Dermal Absorption and Mass Balance of MGK 326 and Reformulated MGK 326 in Human Volunteers

Abstract

Dermal absorption and excretion of MGK 326 (di-n-propyl-isocinchomeronate, McLaughlin Gormley King Company, Minneapolis, MN) was studied using [14C]MGK 326, either by itself or formulated with DEET (N,N-diethyl-m-toluamide) and MGK 264 (N-octylbicycloheptene dicarboximide). Each of these two formulations was tested on four young, healthy male volunteers, using a single topical application on the forearm under nonocclusive conditions for 8 hr. Blood from the ipsilateral and contralateral arms, urine, and feces were collected at intervals during the 8 hr application and 120 hr post-application periods. The application area was also tape-stripped to determine if any of the test material accumulated in the stratum corneum. These samples provided data that permitted some insight into the kinetics of penetration and elimination processes of MGK 326.A significant difference was observed between the absorption rate of MGK 326 alone and MGK 326 formulated with DEET and MGK 264. When dosed by itself, approximately 25% of the MGK 326 was absorbed through the skin at a relatively rapid rate.
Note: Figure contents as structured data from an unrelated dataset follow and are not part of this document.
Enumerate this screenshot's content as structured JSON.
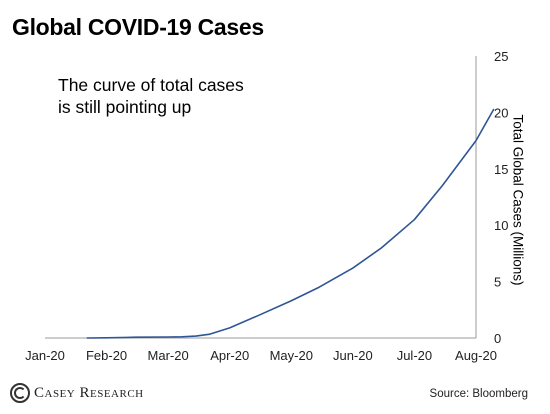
{
  "title": "Global COVID-19 Cases",
  "annotation_lines": [
    "The curve of total cases",
    "is still pointing up"
  ],
  "source": "Source: Bloomberg",
  "brand": "Casey Research",
  "colors": {
    "line": "#2f5597"
  },
  "chart_data": {
    "type": "line",
    "title": "Global COVID-19 Cases",
    "xlabel": "",
    "ylabel": "Total Global Cases (Millions)",
    "y_axis_side": "right",
    "ylim": [
      0,
      25
    ],
    "yticks": [
      0,
      5,
      10,
      15,
      20,
      25
    ],
    "xticks": [
      "Jan-20",
      "Feb-20",
      "Mar-20",
      "Apr-20",
      "May-20",
      "Jun-20",
      "Jul-20",
      "Aug-20"
    ],
    "grid": false,
    "series": [
      {
        "x": [
          "2020-01-22",
          "2020-02-01",
          "2020-02-15",
          "2020-03-01",
          "2020-03-08",
          "2020-03-15",
          "2020-03-22",
          "2020-04-01",
          "2020-04-15",
          "2020-05-01",
          "2020-05-15",
          "2020-06-01",
          "2020-06-15",
          "2020-07-01",
          "2020-07-15",
          "2020-08-01",
          "2020-08-10"
        ],
        "y": [
          0.0006,
          0.012,
          0.069,
          0.089,
          0.11,
          0.17,
          0.34,
          0.9,
          2.0,
          3.3,
          4.5,
          6.2,
          8.0,
          10.5,
          13.5,
          17.5,
          20.3
        ]
      }
    ]
  }
}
In contrast, only ∼ 3% of the formulated MGK 326 was absorbed and the absorption occurred at a slower rate. Radioactivity levels in plasma taken from the contralateral arm were ∼ 10–13% of that from the ipsilateral arm during the period of contact. The absorbed radioactivity levels decreased rapidly during the postcontact period. The time required for 50% reduction in radioactivity (t 1/2) in ipsilateral plasma samples after peak concentration was calculated to be 1.13 hr for MGK 326 alone and 1.35 hr for the formulated compound. This was independent of the absorption rate. There was no evidence of accumulation of MGK 326 in the skin. Elimination appeared to be primarily through the kidneys.The results clearly show that the rate and extent of absorption of MGK 326 through human skin are highly dependent upon how it is formulated. The rate of elimination is independent of the formulation. This study highlights the importance of the formulation in dermal penetration studies.